I definately agree with you about Va. Beach, Im just stating what *I* see on a daily basis, thats all...


----------



## Fish4Food (Jun 17, 2004)

Cotton Mouth out the gazoo... be careful if your gonna poke around beyond the spillway.

The reason I've heard it's offlimits is, because it's part of the Norfolk resevoir system for drinking water.. which doesn't make sense, since they allow fishing in other resevoirs in the area. I've also heard something about unexpended WWII ordinance being on the bottom of this shallow body of water. 

Either way i've fished both sides of the spillway and have caught a few nice bass. I've also seen the warden out there warning folks that they can fish the spillway only.

There is a nice Shad run there at the spillway in the spring....


----------



## ShoreFisher72 (Jul 13, 2005)

Sully said:


> As a kid we fished there, some forty years ago great fishing but the place was full of cotton mouths.


oh man u arent kidding . many years ago we went there at night and fished on the spillway , there were at least 3 large 4ft plus snakes.


----------



## 1morecast (Jul 13, 2008)

will call the city on Monday and get the scoop...... if it is illegal to fish why are there no signs posted???


----------



## Fish4Food (Jun 17, 2004)

There used to be signs, but if there aren't, then I think you'd be ok and only advised by a warden. Calling the city is your best option.


----------



## BigBlueFord (Jul 26, 2008)

Fish4Food said:


> There used to be signs, but if there aren't, then I think you'd be ok and only advised by a warden. Calling the city is your best option.

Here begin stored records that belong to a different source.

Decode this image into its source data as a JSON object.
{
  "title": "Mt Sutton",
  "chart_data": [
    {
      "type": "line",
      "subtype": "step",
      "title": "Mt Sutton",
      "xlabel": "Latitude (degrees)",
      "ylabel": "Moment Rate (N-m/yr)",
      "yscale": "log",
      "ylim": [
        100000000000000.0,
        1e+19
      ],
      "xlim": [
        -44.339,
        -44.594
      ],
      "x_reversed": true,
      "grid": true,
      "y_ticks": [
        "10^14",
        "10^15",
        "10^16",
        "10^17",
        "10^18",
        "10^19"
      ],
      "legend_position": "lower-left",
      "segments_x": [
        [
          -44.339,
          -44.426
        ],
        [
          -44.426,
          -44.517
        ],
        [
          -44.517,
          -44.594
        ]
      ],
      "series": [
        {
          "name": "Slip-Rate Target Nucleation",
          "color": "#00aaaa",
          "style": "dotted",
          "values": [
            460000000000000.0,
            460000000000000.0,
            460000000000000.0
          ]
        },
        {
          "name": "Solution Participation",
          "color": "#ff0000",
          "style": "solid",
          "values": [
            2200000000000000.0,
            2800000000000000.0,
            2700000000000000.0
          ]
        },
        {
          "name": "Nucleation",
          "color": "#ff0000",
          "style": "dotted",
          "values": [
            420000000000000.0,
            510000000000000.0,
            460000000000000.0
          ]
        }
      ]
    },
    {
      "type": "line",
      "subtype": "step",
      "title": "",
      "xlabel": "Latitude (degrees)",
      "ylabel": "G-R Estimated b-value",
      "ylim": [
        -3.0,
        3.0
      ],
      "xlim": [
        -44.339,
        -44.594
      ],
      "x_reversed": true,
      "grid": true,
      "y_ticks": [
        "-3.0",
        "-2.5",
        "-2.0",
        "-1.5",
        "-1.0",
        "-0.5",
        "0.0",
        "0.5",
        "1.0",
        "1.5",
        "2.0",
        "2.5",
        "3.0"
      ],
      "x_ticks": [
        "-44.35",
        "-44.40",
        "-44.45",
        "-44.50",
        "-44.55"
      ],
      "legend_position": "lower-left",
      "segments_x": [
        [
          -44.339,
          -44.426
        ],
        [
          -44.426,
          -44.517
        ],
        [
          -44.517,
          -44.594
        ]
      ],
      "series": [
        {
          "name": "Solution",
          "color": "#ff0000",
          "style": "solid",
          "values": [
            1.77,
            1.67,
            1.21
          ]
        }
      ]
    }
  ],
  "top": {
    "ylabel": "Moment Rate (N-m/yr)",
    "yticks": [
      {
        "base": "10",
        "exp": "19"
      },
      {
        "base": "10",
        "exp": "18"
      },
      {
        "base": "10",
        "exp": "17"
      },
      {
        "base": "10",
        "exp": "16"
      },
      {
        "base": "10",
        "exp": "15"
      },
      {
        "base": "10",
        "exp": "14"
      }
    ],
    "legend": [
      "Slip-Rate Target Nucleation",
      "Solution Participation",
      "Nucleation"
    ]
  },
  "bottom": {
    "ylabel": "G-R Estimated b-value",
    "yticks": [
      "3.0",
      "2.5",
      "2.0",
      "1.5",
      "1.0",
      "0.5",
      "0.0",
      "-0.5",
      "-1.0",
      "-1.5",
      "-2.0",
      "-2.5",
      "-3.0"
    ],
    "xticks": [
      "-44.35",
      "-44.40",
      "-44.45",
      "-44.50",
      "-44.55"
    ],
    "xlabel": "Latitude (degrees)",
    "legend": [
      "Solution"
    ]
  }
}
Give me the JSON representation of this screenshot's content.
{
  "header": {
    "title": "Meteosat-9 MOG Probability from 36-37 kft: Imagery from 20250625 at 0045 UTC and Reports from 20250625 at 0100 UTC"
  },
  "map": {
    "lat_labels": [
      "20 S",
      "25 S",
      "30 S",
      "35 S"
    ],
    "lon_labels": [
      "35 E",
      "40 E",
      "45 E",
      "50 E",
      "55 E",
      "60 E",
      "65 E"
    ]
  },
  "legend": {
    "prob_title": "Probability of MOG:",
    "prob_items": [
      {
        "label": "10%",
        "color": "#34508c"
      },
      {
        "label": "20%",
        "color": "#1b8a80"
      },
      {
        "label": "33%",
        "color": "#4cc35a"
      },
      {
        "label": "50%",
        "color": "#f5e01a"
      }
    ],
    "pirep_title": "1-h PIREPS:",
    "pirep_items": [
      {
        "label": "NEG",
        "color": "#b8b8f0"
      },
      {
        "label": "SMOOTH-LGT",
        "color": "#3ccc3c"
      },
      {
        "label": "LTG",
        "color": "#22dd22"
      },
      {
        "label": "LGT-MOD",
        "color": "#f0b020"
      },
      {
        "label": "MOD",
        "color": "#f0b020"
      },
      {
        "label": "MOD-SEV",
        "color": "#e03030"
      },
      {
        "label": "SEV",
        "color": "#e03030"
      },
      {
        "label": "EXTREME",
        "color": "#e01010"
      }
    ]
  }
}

Be careful with the posted sign deal. When it comes to hunting on property, to hunt on "posted" property, you have to have written permission from the landowner. To hunt property that is not posted you must have verbal permission...... Bottom line is, if Va, Beach owns it, youre screwed either way.....


----------



## PacoPinkster (Aug 2, 2007)

well as you drive into the golf course there are a few signs posted on BOTH sides of the entrance that say "no fishing in this area"...so i'm still a little confused on where you can, where you can't, and if you are supposed to fish at all...thanks for all of the input though everyone.


----------



## 1morecast (Jul 13, 2008)

We discussed this on LIP tonight and the City does not own this property anymore, there are signs by the spillway deeper into the woods, the others that use to be there???


----------